Daha sonra ana kuyulardan doğrusal,yatay ve çapraz çizgiler uzatılarak onların aynı düzleminde yerde yansımaları oluştu.Bu, ikisi arasında boşluk meydana getirdi.Asıl kuyularla üstlerindeki kopyaları arasında oluşan kapılar aynı düzlemde aslı ile yerdeki kopyası arasına yansıyordu.Onlar, İlk olanların boyutsal büyüklüğünden küçük ama birebir kopyaları olup ayna şeklindelerdi.Karenin köşelerine yerleştirilmiş dördünün arka taraflarındaki bölgelerde yaşam alanları görünüyordu.
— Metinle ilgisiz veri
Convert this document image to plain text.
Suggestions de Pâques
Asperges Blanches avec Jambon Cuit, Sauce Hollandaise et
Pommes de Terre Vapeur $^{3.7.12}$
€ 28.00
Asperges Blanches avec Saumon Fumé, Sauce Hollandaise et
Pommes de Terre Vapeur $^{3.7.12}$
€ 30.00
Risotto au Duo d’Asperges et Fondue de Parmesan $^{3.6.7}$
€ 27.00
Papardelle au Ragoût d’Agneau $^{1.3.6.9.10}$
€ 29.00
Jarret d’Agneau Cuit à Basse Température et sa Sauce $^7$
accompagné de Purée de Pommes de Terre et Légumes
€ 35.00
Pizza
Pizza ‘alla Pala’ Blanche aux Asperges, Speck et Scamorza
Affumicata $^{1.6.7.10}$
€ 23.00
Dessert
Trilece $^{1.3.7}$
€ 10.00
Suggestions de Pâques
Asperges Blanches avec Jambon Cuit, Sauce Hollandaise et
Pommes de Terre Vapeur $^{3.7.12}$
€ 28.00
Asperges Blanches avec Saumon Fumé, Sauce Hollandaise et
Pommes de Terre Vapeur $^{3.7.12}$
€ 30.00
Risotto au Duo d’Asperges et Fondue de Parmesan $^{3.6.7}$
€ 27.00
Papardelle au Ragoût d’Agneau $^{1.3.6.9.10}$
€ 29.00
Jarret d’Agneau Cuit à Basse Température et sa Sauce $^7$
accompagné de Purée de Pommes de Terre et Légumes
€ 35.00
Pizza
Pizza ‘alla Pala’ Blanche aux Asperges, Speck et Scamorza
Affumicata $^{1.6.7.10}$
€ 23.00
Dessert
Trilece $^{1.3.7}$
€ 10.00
Bunları birbirinden ayıran geçitlerdi içinde dönen girdaplarla aynalar.Yani dört boyut arasındaki kapılardı ve her birinin yanında kadim yazılar bulunuyordu.Elflerin yerdeki yansıması arasında oluşan kapıda Schnuddrix,cücelerininkinde Trouchall,insanlarınkinde Paradruin ve diğerinde ise Phargath yazmaktaydı.
Asıl kuyulardan oluşan silindirik ışınların oluşturduğu kolonların arasındaki geçitlerde ise Cypraqual kelimesi görünüyordu.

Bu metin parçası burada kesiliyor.